Em uma hora e meia de palestra, o público participou ativamente das perguntas e questionamentos do jornalista.
A história da revista da editora Abril, cinco andares abaixo da redação de Veja, começou em 1970, em época de preparação para a Copa do Mundo do mesmo ano. Segundo Xavier, as vendas começaram mal e a publicação passou de semanal para ser distribuída mês a mês. Desde então, Placar começou a buscar a interação com um público cada vez mais jovem, o que explica as grandes mudanças nos logos da revista.

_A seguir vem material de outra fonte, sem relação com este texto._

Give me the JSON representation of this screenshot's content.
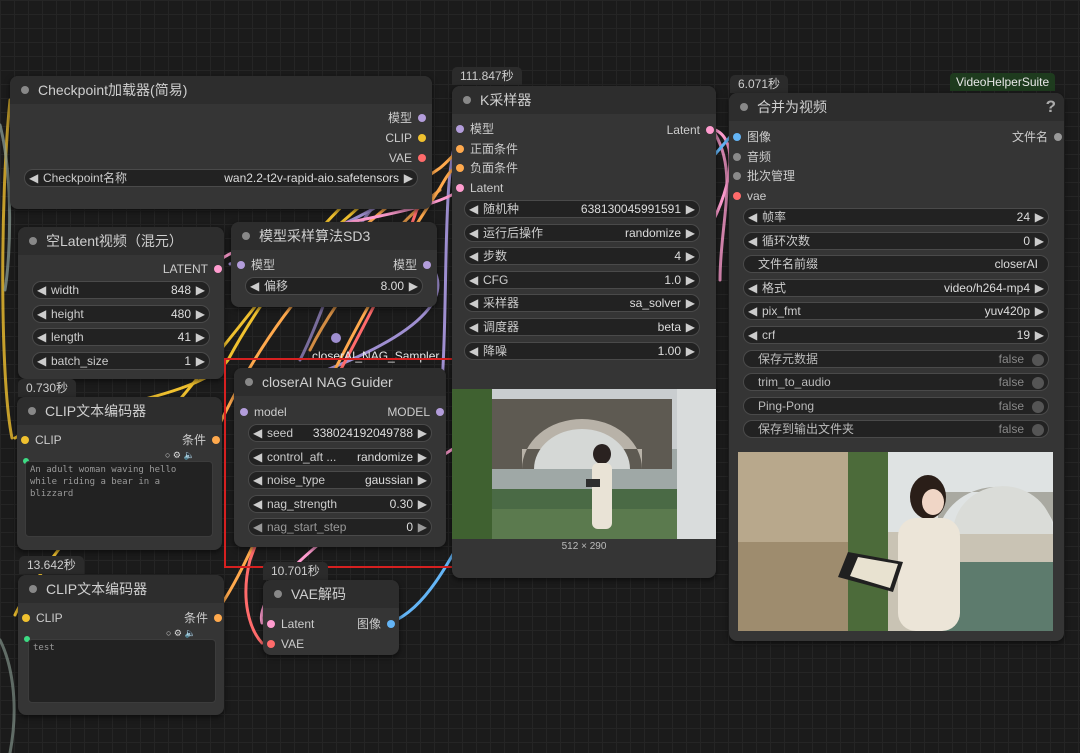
{
  "colors": {
    "clip": "#f0c12f",
    "model": "#b39ddb",
    "vae": "#ff6b6b",
    "latent": "#ff9ccf",
    "image": "#64b5f6",
    "conditioning": "#ffa94d",
    "selection": "#d62020"
  },
  "ckpt": {
    "title": "Checkpoint加载器(简易)",
    "out_model": "模型",
    "out_clip": "CLIP",
    "out_vae": "VAE",
    "w_name": "Checkpoint名称",
    "w_value": "wan2.2-t2v-rapid-aio.safetensors"
  },
  "empty_latent": {
    "title": "空Latent视频（混元）",
    "out_latent": "LATENT",
    "widgets": [
      {
        "name": "width",
        "value": "848"
      },
      {
        "name": "height",
        "value": "480"
      },
      {
        "name": "length",
        "value": "41"
      },
      {
        "name": "batch_size",
        "value": "1"
      }
    ]
  },
  "sd3": {
    "title": "模型采样算法SD3",
    "in_model": "模型",
    "out_model": "模型",
    "w_name": "偏移",
    "w_value": "8.00"
  },
  "clip_top": {
    "badge": "0.730秒",
    "title": "CLIP文本编码器",
    "in_clip": "CLIP",
    "out_cond": "条件",
    "text": "An adult woman waving hello while riding a bear in a blizzard"
  },
  "clip_bottom": {
    "badge": "13.642秒",
    "title": "CLIP文本编码器",
    "in_clip": "CLIP",
    "out_cond": "条件",
    "text": "test"
  },
  "nag": {
    "header_label": "closerAI_NAG_Sampler",
    "title": "closerAI NAG Guider",
    "in_model": "model",
    "out_model": "MODEL",
    "widgets": [
      {
        "name": "seed",
        "value": "338024192049788"
      },
      {
        "name": "control_aft ...",
        "value": "randomize"
      },
      {
        "name": "noise_type",
        "value": "gaussian"
      },
      {
        "name": "nag_strength",
        "value": "0.30"
      },
      {
        "name": "nag_start_step",
        "value": "0"
      }
    ]
  },
  "ksampler": {
    "badge": "111.847秒",
    "title": "K采样器",
    "inputs": [
      {
        "label": "模型"
      },
      {
        "label": "正面条件"
      },
      {
        "label": "负面条件"
      },
      {
        "label": "Latent"
      }
    ],
    "out_latent": "Latent",
    "widgets": [
      {
        "name": "随机种",
        "value": "638130045991591"
      },
      {
        "name": "运行后操作",
        "value": "randomize"
      },
      {
        "name": "步数",
        "value": "4"
      },
      {
        "name": "CFG",
        "value": "1.0"
      },
      {
        "name": "采样器",
        "value": "sa_solver"
      },
      {
        "name": "调度器",
        "value": "beta"
      },
      {
        "name": "降噪",
        "value": "1.00"
      }
    ],
    "preview_size": "512 × 290"
  },
  "vae_decode": {
    "badge": "10.701秒",
    "title": "VAE解码",
    "in_latent": "Latent",
    "in_vae": "VAE",
    "out_image": "图像"
  },
  "combine": {
    "badge": "6.071秒",
    "suite": "VideoHelperSuite",
    "title": "合并为视频",
    "help": "?",
    "inputs": [
      {
        "label": "图像"
      },
      {
        "label": "音频"
      },
      {
        "label": "批次管理"
      },
      {
        "label": "vae"
      }
    ],
    "out_filename": "文件名",
    "arrow_widgets": [
      {
        "name": "帧率",
        "value": "24"
      },
      {
        "name": "循环次数",
        "value": "0"
      }
    ],
    "prefix": {
      "name": "文件名前缀",
      "value": "closerAI"
    },
    "arrow_widgets2": [
      {
        "name": "格式",
        "value": "video/h264-mp4"
      },
      {
        "name": "pix_fmt",
        "value": "yuv420p"
      },
      {
        "name": "crf",
        "value": "19"
      }
    ],
    "toggles": [
      {
        "name": "保存元数据",
        "value": "false"
      },
      {
        "name": "trim_to_audio",
        "value": "false"
      },
      {
        "name": "Ping-Pong",
        "value": "false"
      },
      {
        "name": "保存到输出文件夹",
        "value": "false"
      }
    ]
  }
}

Com o escândalo das fraudes nas loterias esportivas, Placar começou a desenvolver uma nova linha editorial que dava mais atenção às reportagens de denúncia no futebol brasileiro. Mas o público cansou, de acordo com Sérgio Xavier, então diretor de redação da revista. "Futebol também é descontração, senso de humor, o público cansou de escândalo", confessou.

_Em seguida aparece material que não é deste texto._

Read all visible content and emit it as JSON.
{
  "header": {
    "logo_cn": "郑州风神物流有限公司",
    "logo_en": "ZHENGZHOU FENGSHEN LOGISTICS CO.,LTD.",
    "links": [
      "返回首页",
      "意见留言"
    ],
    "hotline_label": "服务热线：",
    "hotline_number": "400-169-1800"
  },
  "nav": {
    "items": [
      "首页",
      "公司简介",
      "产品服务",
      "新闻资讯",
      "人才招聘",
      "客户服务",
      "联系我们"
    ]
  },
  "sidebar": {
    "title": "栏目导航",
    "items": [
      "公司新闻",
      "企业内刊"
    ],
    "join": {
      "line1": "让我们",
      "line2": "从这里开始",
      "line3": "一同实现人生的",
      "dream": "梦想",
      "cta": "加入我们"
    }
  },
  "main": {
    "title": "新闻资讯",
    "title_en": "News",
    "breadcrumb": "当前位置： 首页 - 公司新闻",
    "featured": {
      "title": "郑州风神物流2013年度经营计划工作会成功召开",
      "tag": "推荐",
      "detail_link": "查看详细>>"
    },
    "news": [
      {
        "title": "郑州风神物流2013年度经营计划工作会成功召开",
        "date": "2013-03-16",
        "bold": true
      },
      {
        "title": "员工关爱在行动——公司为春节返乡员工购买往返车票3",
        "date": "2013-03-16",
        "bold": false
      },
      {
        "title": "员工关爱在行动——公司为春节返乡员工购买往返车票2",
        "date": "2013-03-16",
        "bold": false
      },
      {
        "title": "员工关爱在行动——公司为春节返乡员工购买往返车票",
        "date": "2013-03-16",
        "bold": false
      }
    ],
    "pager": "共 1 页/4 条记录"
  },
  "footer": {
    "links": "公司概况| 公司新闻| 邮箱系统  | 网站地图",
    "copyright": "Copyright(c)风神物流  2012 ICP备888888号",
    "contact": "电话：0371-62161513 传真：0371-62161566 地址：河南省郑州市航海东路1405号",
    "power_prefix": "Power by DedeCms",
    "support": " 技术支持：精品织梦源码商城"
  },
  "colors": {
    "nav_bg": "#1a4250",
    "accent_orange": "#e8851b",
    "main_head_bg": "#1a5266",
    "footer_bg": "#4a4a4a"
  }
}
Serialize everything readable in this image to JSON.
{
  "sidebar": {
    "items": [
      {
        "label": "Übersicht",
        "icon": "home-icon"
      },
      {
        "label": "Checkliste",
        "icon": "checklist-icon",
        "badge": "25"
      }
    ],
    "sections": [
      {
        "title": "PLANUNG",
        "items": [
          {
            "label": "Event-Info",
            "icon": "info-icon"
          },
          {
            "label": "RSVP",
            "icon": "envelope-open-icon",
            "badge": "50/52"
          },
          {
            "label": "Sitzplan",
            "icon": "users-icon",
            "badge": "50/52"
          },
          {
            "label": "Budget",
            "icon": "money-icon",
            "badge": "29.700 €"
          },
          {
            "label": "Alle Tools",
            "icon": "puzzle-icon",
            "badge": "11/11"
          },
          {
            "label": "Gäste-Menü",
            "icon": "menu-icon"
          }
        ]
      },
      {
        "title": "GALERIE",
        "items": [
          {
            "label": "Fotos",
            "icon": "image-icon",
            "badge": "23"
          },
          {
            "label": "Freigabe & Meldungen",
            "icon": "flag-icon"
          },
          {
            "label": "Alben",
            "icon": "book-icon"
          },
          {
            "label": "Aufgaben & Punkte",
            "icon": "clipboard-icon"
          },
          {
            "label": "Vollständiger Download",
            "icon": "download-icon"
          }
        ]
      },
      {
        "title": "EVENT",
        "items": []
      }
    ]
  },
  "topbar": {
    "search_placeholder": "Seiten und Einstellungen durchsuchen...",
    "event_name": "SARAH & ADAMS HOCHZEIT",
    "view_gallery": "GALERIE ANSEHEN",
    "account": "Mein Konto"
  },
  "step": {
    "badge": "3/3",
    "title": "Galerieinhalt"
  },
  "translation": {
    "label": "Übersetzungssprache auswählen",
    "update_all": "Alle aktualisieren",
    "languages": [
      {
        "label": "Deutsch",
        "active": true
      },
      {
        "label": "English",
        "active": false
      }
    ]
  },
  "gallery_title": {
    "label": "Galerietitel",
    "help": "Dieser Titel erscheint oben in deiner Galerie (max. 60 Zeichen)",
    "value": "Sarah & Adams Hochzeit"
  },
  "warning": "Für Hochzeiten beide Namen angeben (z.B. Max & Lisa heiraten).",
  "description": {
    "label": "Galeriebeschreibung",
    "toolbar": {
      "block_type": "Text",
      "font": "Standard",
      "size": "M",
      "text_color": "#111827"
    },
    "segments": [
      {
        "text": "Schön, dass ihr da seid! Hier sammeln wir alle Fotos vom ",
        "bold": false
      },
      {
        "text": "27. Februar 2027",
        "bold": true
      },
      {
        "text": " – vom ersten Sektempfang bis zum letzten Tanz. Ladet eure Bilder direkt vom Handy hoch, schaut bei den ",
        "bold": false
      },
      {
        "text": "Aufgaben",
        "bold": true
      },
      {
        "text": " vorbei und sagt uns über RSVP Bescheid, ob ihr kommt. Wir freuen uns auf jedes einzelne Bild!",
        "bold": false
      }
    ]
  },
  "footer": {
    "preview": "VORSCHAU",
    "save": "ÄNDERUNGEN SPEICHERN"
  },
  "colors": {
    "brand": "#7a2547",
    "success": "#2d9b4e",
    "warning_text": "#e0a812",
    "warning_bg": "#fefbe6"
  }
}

Mesmo se distanciando do viés investigativo, Xavier garante que se faz jornalismo na Placar antes de se fazer esporte. "As matérias da revista devem ser aprofundadas e ir até o fim da meada", afirmou. Para o jornalista, o diferencial do jornalismo da Placar está na capacidade de observação dos repórteres e na excelência fotográfica.
Nos slides-shows expostos durante a palestra, Xavier mostrou inúmeras fotos de grandes eventos esportivos, como um gol de Ronaldo na Copa de 2002 em que todos os jornais estamparam a foto do jogador, após um gol, na capa das edições. A Placar exibiu uma imagem da bola entrando na trave, sob um ângulo peculiar.
O jornalista afirmou que os fatos tem mais força que opiniões, e aproveitou para criticar a revista mais vendida da editora: "A Veja exagera nisso", concluiu. Entre as perguntas dos estudantes, Xavier discorreu sobre as maravilhas de se cobrir as Copas do Mundo para o lado pessoal e do ponto de vista humano do jornalista. "Para trabalhar, as copas são um lixo", esmiuçou, diante das dificuldades de contato com os jogadores. Quando questionado sobre sua opinião acerca do país sediar ou não uma Copa do Mundo, Xavier foi rápido: " Dá pra fazer Copa no Brasil, o problema é a corrupção, o quanto vai se meter a mão para fazer um evento desses".